Before executing the commands in the snippet below, I removed both the migrations (so I followed the second use case explained above, considering that both branches were created by me and no one else used the other migration).
$ python manage.py migrate myapp 0002_auto_20160316_0909 Operations to perform: Target specific migration: 0002_auto_20160316_0909, from myapp Running migrations: Unapplying myapp.0003_userprofile_age... OK $ python manage.py makemigrations Migrations for 'myapp': 0003_auto_20160318_1345.py: - Add field address to userprofile - Add field age to userprofile $ python manage.py migrate Operations to perform: Synchronize unmigrated apps: ... Apply all migrations: ... myapp, ... Synchronizing apps without migrations: Creating tables... Installing custom SQL... Installing indexes... Running migrations: Applying myapp.0003_auto_20160318_1345... OK $
You should be careful if the migration from branch_1 contained a change on the same field your migration did. Then, you should decide what change you want to keep and redo your migration.
Method 3: manually modify the migrations
This happens rarely and if you’ve reached this point and there is no other choice for you, read the Django documentation on writing Django migrations. It is very concise and it will take you through the main components of a migration.
Another one of the so many reasons migrations must be part of a project is data migration. If there is a requirement that, for instance, a many-to-many relationship changes into a one-to-many relationship or that a table needs to be split in two different tables, then we apply of course a migration. But what happens with the data? We still need all the data currently in the database. Well, here comes the benefits of data migration. You write a custom migration, a few scripts that handle your data in conjunction with the schema you want and you execute python manage.py migrate afterwards.
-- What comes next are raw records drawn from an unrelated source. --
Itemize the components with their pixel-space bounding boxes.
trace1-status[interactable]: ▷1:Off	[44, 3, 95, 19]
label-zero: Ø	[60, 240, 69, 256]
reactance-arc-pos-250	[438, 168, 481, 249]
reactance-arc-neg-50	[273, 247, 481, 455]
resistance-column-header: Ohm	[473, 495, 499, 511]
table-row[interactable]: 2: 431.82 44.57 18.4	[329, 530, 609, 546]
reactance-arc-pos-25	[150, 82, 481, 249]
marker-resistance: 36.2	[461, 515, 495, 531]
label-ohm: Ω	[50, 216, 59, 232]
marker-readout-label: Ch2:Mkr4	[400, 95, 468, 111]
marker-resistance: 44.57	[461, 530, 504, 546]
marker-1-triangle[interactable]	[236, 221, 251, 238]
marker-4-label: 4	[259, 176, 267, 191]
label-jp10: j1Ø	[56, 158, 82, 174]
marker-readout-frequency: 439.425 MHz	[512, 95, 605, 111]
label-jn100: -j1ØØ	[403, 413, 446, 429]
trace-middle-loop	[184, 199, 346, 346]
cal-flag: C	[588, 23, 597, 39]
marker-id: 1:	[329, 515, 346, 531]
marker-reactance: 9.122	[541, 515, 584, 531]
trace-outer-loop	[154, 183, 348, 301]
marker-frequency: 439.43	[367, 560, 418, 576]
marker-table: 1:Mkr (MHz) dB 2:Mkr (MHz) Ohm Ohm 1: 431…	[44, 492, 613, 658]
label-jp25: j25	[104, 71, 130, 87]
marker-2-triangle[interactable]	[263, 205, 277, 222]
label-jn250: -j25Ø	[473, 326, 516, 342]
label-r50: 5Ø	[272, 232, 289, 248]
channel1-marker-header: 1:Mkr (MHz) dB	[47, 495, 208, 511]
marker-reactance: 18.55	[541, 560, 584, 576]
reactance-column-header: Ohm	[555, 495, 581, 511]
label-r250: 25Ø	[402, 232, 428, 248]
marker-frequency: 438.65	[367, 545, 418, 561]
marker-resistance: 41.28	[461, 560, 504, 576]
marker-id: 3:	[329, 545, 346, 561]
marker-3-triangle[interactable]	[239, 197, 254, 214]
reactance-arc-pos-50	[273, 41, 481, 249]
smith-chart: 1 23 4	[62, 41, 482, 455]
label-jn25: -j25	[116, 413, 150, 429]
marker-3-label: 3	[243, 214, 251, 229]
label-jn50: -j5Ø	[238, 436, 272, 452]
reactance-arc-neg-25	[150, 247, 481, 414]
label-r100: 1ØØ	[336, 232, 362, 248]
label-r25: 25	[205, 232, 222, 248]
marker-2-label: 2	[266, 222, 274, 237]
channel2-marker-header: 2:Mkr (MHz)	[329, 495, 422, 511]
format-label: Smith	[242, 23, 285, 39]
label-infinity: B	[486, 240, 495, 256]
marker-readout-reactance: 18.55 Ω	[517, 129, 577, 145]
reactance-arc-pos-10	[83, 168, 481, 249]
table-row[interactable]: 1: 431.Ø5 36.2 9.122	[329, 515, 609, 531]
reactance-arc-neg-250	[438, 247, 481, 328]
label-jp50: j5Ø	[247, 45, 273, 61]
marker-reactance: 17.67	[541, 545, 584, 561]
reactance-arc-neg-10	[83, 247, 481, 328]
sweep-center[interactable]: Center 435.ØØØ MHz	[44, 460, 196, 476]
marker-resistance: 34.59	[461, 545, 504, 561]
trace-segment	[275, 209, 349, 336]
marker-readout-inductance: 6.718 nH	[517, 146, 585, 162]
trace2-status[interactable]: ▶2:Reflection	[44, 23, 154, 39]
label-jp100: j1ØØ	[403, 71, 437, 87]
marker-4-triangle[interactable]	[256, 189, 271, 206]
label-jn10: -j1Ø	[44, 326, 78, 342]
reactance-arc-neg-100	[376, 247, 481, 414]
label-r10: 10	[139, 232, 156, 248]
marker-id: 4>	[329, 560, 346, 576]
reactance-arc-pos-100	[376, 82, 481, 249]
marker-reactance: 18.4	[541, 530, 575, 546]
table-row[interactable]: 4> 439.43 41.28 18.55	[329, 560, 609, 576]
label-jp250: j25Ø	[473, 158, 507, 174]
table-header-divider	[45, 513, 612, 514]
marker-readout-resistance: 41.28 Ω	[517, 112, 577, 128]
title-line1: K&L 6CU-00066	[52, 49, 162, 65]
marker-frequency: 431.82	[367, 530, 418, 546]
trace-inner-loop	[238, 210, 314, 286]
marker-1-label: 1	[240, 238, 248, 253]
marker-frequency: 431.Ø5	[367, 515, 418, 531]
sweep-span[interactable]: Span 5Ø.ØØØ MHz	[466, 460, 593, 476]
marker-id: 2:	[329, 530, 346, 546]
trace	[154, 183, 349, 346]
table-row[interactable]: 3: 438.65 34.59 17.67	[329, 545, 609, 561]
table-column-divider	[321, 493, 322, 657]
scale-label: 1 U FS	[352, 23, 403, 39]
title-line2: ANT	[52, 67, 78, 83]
That’s it! You have the data refactored in the new schema.
What you explicitly need for your data migration is a dependency. This dependency refers to the latest applied migration (its name, to be more exact) and needs to be set by the developer. But if we have different sets of migrations on our production servers, then we need to take care to set the dependency accordingly on every server. This is tedious and being able to avoid it makes the migration mechanism even greater.
Also, there is a difference between a fixture and a data migration. Fixtures are used to load default data into the database, while data migrations are used to change the data in the database itself. A fixture is a JSON file that lays inside a fixtures folder and is loaded using the command python manage.py laoddata myapp/fixtures/my_fixture.json. This way, you have a set of objects that populate by default your database. On the other hand, a data migration is a migration in itself and lays inside the migrations folder. You do not add new entries in the database using a data migration, you only alter the data in the database.
Migrations are a very powerful mechanism for database versioning. You must always consider using migrations when working with Django and databases.
Even if you don’t have a programming background or if you have worked with other frameworks that do not use a similar mechanism, experiment and aim to understand the logic behind them. They are not as complicated as they seem at first and all the problems they cause can be easily solved.